赵慧兰七十三岁那年,在睡梦中走了。很安详,没有痛苦。苏晚哭得死去活来,郑怀安忙前忙后,操办后事。小满从学校赶回来,抱着赵慧兰的照片,不肯撒手。郑安还小,不懂事,问,妈妈,外婆去哪儿了?苏晚说,外婆去天上了。郑安说,那她还回来吗?苏晚说,不回来了。郑安说,我想外婆。苏晚抱住他,说,妈妈也想。

收拾赵慧兰遗物时,苏晚在相册里发现了一张借条。借条已经泛黄,边角磨损,上面写着:郑怀安欠赵老师五十元,将来一定还。背面有一行小字,是赵慧兰的笔迹:钱已还,心意留下。怀安,老师信你。苏晚把借条拿给郑怀安看。郑怀安看了很久,然后小心地折好,放进钱包。他说,这是妈留给我的。苏晚说,你留着吧。郑怀安说,我会一直留着。

赵慧兰的骨灰送回老家,葬在苏志强旁边。枣树还在,每年开花,结果。苏晚一家每年都回来。小满后来出国留学,回国后也在上海工作。郑安长大了,像郑怀安,话不多,但心细。苏晚有时候坐在枣树下,想起她妈。她想起她妈站在讲台上的样子,想起她妈背着她赶集的样子,想起她妈说“嫁那么远就别回来”的样子。她以前怨过,后来不怨了。她知道,她妈爱她,只是不会说。她也是。她们母女俩,像两棵长在不同地方的树,根却连在一起。风一吹,叶子碰叶子,沙沙响。那就是她们说话的方式。

有一年春节,苏晚一家围坐在桌边吃火锅。小满说,妈,我想外婆了。
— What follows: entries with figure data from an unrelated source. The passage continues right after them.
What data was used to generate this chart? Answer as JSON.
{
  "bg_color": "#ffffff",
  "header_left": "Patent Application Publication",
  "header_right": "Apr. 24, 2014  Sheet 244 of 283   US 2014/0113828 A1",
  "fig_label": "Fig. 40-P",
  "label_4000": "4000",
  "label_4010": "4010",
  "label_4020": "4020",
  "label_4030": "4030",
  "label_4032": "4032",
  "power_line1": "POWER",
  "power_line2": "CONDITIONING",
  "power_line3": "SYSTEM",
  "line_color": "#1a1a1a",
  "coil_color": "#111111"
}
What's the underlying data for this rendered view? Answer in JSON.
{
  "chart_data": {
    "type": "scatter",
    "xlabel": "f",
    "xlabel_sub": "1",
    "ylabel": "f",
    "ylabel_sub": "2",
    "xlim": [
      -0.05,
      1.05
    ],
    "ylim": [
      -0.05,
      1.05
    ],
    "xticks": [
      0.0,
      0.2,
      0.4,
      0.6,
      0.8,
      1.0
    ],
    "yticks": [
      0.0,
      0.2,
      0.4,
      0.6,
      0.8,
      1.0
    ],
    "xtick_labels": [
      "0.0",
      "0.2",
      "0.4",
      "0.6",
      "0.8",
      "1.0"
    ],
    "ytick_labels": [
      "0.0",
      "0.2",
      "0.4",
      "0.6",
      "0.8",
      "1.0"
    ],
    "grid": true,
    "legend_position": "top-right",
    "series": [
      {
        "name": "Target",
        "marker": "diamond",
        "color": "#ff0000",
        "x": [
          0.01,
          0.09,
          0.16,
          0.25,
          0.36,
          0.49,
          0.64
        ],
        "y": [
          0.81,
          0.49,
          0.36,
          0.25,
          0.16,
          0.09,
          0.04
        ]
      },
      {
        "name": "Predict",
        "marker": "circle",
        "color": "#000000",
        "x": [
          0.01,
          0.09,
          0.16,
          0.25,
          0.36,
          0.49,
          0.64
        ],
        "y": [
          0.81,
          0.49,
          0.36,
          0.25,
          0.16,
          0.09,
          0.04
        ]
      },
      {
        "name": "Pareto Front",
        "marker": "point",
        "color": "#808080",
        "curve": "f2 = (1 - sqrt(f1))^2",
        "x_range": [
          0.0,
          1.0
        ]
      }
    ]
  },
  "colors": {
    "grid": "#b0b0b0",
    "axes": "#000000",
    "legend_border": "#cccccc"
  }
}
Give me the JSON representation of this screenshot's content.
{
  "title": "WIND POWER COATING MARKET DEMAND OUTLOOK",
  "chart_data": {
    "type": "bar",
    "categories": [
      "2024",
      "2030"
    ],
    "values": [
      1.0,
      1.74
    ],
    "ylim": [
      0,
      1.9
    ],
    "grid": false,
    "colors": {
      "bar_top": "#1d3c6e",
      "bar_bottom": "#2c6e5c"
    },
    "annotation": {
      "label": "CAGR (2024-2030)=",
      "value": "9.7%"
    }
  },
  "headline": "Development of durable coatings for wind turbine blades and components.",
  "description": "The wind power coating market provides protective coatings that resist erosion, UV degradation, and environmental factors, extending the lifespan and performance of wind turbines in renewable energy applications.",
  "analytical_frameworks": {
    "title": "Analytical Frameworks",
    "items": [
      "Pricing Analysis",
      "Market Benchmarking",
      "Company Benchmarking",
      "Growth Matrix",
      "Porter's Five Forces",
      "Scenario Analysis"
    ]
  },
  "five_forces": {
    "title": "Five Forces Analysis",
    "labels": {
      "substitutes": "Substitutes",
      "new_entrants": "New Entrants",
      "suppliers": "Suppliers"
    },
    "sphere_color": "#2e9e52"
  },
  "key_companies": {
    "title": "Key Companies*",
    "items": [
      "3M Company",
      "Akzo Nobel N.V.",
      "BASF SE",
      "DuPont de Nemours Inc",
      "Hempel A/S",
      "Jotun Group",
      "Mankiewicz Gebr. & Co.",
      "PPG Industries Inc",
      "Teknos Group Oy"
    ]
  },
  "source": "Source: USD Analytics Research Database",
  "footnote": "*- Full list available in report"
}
苏晚说,我也想。郑怀安说,外婆在看着我们。小满说,真的吗?郑怀安说,真的。苏晚给小满夹了一筷子菜,说,吃吧。小满说,妈,你做的枣糕不如外婆做的好吃。苏晚笑了,说,那当然,外婆是师傅。郑怀安说,你妈也是师傅。苏晚看他,他说,你教小满教得好。苏晚说,你少来。一家人都笑了。

窗外下着雪,枣树挂满了白。苏晚想起赵慧兰最后一次在院子里晒太阳的样子。她闭着眼睛,嘴角带着笑,风吹过来,枣花落在她膝盖上。苏晚当时想,妈在想什么呢?现在她知道了。妈在想,这一辈子,虽然有很多遗憾,但最后,她爱的人都在身边。她可以慢慢说,慢慢看,慢慢等。等春天来了,枣树发芽,又是一年。